I had thought about NO/FLIES/ON as in ‘no flies on him/her’ for this week. But, as I fiddled with my letters, I realised how delightful it would be (for me!) to create a palindrome and see if anyone noticed. Of course they did! Someone also spotted ‘stealth’ in these words – whether sinister or comforting, predatory or protective, I don’t know.


It’s a strange thing with these words and the lack of punctuation. SO/LONG HOT/DAYS could easily be read as ‘So, long hot days…’ However, the clouds were gathering in late August and most people responded with teary emojis (although my friend the anagram hunter came up with ‘Solo thong days’ – which sound a tad lonely!).

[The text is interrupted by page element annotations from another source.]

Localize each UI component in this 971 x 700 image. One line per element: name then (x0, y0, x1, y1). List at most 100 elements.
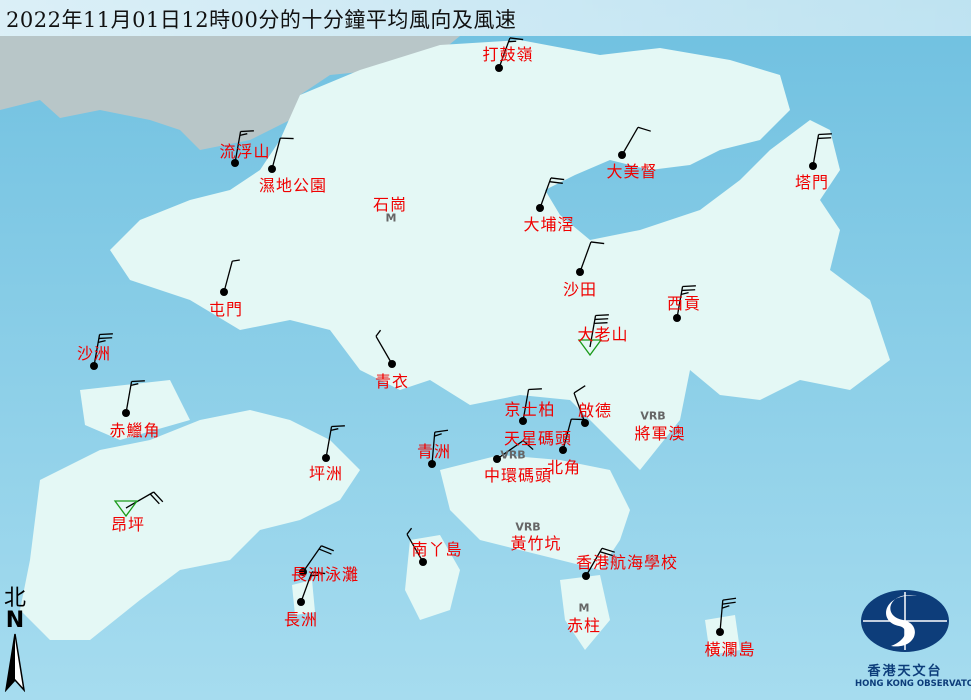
wind-barb-full (637, 126, 651, 132)
station-12[interactable] (90, 333, 113, 370)
station-label[interactable]: 塔門 (794, 173, 830, 192)
station-dot (809, 162, 817, 170)
wind-barb-half (434, 433, 442, 437)
station-label[interactable]: 赤柱 (566, 616, 602, 635)
station-label[interactable]: 啟德 (577, 401, 613, 420)
station-9[interactable] (220, 259, 240, 296)
station-dot (536, 204, 544, 212)
station-dot (268, 165, 276, 173)
station-dot (582, 572, 590, 580)
station-dot (495, 64, 503, 72)
station-label[interactable]: 北角 (546, 458, 582, 477)
wind-barb-full (817, 137, 832, 140)
station-1[interactable] (495, 37, 524, 72)
station-3[interactable] (268, 137, 294, 173)
station-dot (519, 417, 527, 425)
station-5[interactable] (618, 126, 651, 159)
wind-barb-half (239, 133, 248, 137)
station-18[interactable] (493, 440, 534, 463)
station-marker: M (385, 211, 397, 225)
wind-barb-full (311, 571, 326, 575)
station-label[interactable]: 天星碼頭 (503, 429, 573, 448)
station-15[interactable] (519, 388, 542, 425)
station-label[interactable]: 青洲 (416, 442, 452, 461)
station-label[interactable]: 大美督 (606, 162, 658, 181)
wind-barb-full (321, 545, 334, 552)
station-26[interactable] (582, 547, 615, 580)
wind-barb-full (590, 241, 605, 245)
stanley-land (560, 575, 610, 650)
station-20[interactable] (559, 418, 585, 454)
wind-barb-shaft (562, 418, 572, 451)
hk-island-land (440, 455, 630, 570)
station-16[interactable] (573, 385, 589, 427)
station-label[interactable]: 打鼓嶺 (482, 45, 534, 64)
station-11[interactable] (577, 314, 609, 357)
station-dot (231, 159, 239, 167)
station-label[interactable]: 坪洲 (308, 464, 344, 483)
station-2[interactable] (231, 130, 254, 167)
station-label[interactable]: 橫瀾島 (704, 640, 756, 659)
station-label[interactable]: 流浮山 (219, 142, 271, 161)
wind-barb-shaft (431, 432, 436, 465)
station-30[interactable] (716, 597, 737, 636)
station-6[interactable] (809, 133, 832, 170)
station-14[interactable] (122, 380, 145, 417)
station-label[interactable]: 昂坪 (110, 515, 146, 534)
wind-barb-full (98, 337, 113, 340)
station-label[interactable]: 京士柏 (504, 400, 556, 419)
wind-barb-shaft (325, 426, 333, 459)
wind-barb-half (406, 527, 413, 535)
station-dot (559, 446, 567, 454)
station-label[interactable]: 沙田 (562, 280, 598, 299)
station-13[interactable] (375, 329, 396, 368)
wind-barb-shaft (676, 286, 684, 319)
wind-barb-full (594, 318, 609, 321)
station-marker: VRB (640, 409, 666, 423)
title-bar: 2022年11月01日12時00分的十分鐘平均風向及風速 (0, 0, 971, 36)
station-marker: VRB (500, 448, 526, 462)
station-10[interactable] (673, 285, 696, 322)
wind-barb-shaft (302, 545, 322, 573)
station-label[interactable]: 屯門 (208, 300, 244, 319)
wind-barb-full (594, 322, 608, 325)
station-21[interactable] (322, 425, 345, 462)
station-24[interactable] (406, 527, 427, 566)
station-23[interactable] (113, 491, 164, 518)
station-label[interactable]: 長洲泳灘 (290, 565, 360, 584)
station-label[interactable]: 將軍澳 (634, 424, 686, 443)
station-label[interactable]: 濕地公園 (258, 176, 328, 195)
wind-barb-full (595, 314, 609, 317)
station-label[interactable]: 大老山 (577, 325, 629, 344)
station-label[interactable]: 沙洲 (76, 344, 112, 363)
wind-barb-full (240, 130, 254, 133)
wind-barb-shaft (406, 533, 424, 563)
wind-barb-shaft (585, 547, 603, 577)
airport-land (80, 380, 190, 440)
station-8[interactable] (576, 241, 605, 276)
wind-barb-full (318, 548, 332, 555)
station-7[interactable] (536, 177, 565, 212)
station-label[interactable]: 青衣 (374, 372, 410, 391)
wind-barb-shaft (812, 134, 820, 167)
station-label[interactable]: 大埔滘 (523, 215, 575, 234)
wind-barb-full (722, 597, 737, 601)
station-dot (299, 568, 307, 576)
station-label[interactable]: 赤鱲角 (109, 421, 161, 440)
station-label[interactable]: 長洲 (283, 610, 319, 629)
station-label[interactable]: 南丫島 (411, 540, 463, 559)
lantau-land (20, 410, 360, 640)
station-label[interactable]: 香港航海學校 (575, 553, 679, 572)
station-label[interactable]: 黃竹坑 (510, 534, 562, 553)
station-28[interactable] (297, 571, 326, 606)
wind-barb-shaft (234, 131, 242, 164)
station-label[interactable]: 西貢 (666, 294, 702, 313)
wind-barb-shaft (522, 389, 530, 422)
station-dot (220, 288, 228, 296)
station-label[interactable]: 石崗 (372, 195, 408, 214)
station-27[interactable] (299, 545, 334, 576)
wind-barb-full (601, 547, 615, 553)
station-22[interactable] (428, 429, 449, 468)
station-label[interactable]: 中環碼頭 (483, 466, 553, 485)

I had intended ‘Define kindness please’ for the last week in August. However it’s really hard to fit eight letters on a line of my box. Anyway, DEFINE/KIND/PLEASE is more enigmatic – indeed one person pointed out that it could refer to the species humankind as well as to a characteristic. However, most people went with the characteristic. The idea that kindness is  ‘not causing harm’ came up as did the, to me, more proactive ‘show it’. Perhaps my favourite response was ‘I see you’, with it’s suggestion of real interaction and understanding. To me, ‘I see you’ holds a promise that is linked to the ‘don’t postpone joy’ comment at the beginning of this piece: KIND/KINDNESS is a gift which we have the power to share with others in any given moment of time.

Of course, in a different context, ‘I see you’ might have altogether more sinister overtones. Fortunately my radar in my words earlier in the month was not on!

I leave you with a picture of my family enjoying perfection in the rock pools of Spittal over the other side of the Tweed from Berwick.